To learn what you need to do or can do, pay a visit to the Quality Payment Program website (https://qpp.cms.gov/) where you can look yourself up with your national provider identifier number and find out what system you are under. Unless you are part of a large enterprise, you are likely under MIPS, but it never hurts to check.

It will then give you the options for reporting as an individual or a group. Either way, you can send in quality data through your routine Medicare claims process, which is our suggested route; no registry, no EMR, just an extra line on a claim form. You can review the complete list of quality measures that are available on the Quality Payment Program website (https://qpp.cms.gov/mips/quality-measures). There are 271 measures to read through and ponder, but by now you already have a headache, so take the following advice:

• Filter with the “Data Submission Method” by checking off “Claims,” which gives you 74 choices.
• Filter further with the “Specialty Measure Set”by checking off “Dermatology,” which gives you 4 choices.
• The top choice and probably the easiest one to get your staff to help with is “Documentation of Current Medications in the Medical Record,” which if you click on it further identifies it as “Quality ID: 130,” the official name of this measure.

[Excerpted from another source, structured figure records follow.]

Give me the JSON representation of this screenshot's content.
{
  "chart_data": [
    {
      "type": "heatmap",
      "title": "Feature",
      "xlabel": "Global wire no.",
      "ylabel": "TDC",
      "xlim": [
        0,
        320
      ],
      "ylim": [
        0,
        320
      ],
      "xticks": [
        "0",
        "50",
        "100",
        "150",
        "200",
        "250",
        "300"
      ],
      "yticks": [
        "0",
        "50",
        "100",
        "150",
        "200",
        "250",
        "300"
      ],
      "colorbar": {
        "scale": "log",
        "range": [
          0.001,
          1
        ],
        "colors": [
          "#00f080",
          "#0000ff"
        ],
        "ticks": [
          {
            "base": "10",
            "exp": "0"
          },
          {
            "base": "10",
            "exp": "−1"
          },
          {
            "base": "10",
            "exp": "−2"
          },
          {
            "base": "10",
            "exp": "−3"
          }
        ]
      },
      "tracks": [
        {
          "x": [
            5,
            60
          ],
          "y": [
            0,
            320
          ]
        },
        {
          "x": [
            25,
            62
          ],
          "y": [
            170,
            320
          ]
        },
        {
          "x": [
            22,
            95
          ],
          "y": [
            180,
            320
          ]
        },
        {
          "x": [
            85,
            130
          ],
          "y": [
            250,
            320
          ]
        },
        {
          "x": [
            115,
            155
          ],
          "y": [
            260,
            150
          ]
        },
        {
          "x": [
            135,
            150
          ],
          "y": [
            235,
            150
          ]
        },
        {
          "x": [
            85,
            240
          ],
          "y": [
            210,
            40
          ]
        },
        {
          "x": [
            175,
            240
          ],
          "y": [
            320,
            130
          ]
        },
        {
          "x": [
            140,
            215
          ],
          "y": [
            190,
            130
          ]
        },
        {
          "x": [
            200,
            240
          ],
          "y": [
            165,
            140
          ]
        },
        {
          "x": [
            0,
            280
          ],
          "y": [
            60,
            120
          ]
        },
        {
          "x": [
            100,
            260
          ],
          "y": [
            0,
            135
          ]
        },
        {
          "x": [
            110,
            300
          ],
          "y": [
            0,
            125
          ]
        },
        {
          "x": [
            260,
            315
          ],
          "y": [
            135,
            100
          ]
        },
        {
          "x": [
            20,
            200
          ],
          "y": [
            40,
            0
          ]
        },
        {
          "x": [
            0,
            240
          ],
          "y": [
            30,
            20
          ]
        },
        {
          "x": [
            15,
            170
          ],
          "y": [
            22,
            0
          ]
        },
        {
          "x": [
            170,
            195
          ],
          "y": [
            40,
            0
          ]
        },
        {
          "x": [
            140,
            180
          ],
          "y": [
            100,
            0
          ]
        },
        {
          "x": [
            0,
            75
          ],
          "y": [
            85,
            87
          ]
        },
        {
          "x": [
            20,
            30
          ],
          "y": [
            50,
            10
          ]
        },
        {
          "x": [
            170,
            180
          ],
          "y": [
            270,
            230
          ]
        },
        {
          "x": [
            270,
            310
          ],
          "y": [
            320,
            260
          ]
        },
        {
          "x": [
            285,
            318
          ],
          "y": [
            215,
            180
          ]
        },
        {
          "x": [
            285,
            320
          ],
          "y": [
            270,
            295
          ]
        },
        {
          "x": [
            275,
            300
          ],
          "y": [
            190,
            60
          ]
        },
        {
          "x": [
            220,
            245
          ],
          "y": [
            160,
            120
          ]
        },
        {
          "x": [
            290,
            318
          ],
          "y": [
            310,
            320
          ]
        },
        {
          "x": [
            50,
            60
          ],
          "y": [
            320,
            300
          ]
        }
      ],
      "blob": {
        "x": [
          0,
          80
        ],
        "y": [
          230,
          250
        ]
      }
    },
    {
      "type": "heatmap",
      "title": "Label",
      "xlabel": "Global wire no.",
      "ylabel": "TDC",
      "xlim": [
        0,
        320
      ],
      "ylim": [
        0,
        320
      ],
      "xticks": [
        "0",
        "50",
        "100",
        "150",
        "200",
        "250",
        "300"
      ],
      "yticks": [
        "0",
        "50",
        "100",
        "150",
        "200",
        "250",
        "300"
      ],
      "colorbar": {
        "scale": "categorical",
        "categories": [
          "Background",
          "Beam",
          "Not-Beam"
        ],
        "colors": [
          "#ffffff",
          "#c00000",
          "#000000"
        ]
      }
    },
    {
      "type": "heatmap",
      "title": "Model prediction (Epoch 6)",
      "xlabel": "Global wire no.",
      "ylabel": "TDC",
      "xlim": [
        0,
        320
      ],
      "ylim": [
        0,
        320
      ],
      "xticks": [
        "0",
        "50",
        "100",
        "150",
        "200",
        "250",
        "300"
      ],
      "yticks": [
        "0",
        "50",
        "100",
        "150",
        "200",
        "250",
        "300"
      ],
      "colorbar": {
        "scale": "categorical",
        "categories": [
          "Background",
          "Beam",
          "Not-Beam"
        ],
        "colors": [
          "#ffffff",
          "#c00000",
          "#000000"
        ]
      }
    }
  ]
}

You can see the MIPS program information in all its bureaucratic glory on the Quality Payment Program website (https://qpp.cms.gov/resources/education); click on “Quality Measure Specifications” to download a 250 MB zip file that contains information on all the measures in detail. The Measure #130 (Documentation of Current Medications in the Medical Record) file indicates that the clinician must use a G code (G8427) to report that current medications have been documented. The measure reads: “Eligible clinician attests to documenting, updating or reviewing a patient’s current medications using all immediate resources available on the date of encounter. This list must include ALL known prescriptions, over-the counters, herbals, and vitamin/mineral/dietary (nutritional) supplements AND must contain the medications’ name, dosages, frequency and route of administration.”⁵

You likely already confirm current medications with patients in some form or other, so simply look at the list of medications and supplements with all their dosages, frequencies, and routes of administration and sign the sheet of paper your practice likely already uses as an extra way of confirming that you have reviewed it. You report code G8427 as you would any Current Procedural Terminology code and link it to any International Classification of Diseases, Tenth Revision, code in your claim along with any evaluation and management and/or procedure codes that you would otherwise report for that encounter.

Some clearinghouses will not accept $0 charges, so we recommend you place a $0.01 charge for G8427 and write it off later. Upon receiving your explanation of benefits, you should notice 2 remark codes relating to the G8427 line: CO-246 and N620. Both of these codes indicate that the Centers for Medicare & Medicaid Services acknowledge your quality submission. To avoid that 4% penalty in 2019, you only need to do it once, but doing it a few times until you get back an explanation of benefits acknowledging it may help you sleep better.

Conclusion

Although the future of the Patient Protection and Affordable Care Act is still unclear, one thing is for sure: MACRA and MIPS are here to stay. Avoid the 4% penalty in 2019 and take good care of your patients and, if eligible, make donations to the American Academy of Dermatology Association Political Action Committee (skinPAC). It is going to be a wild ride.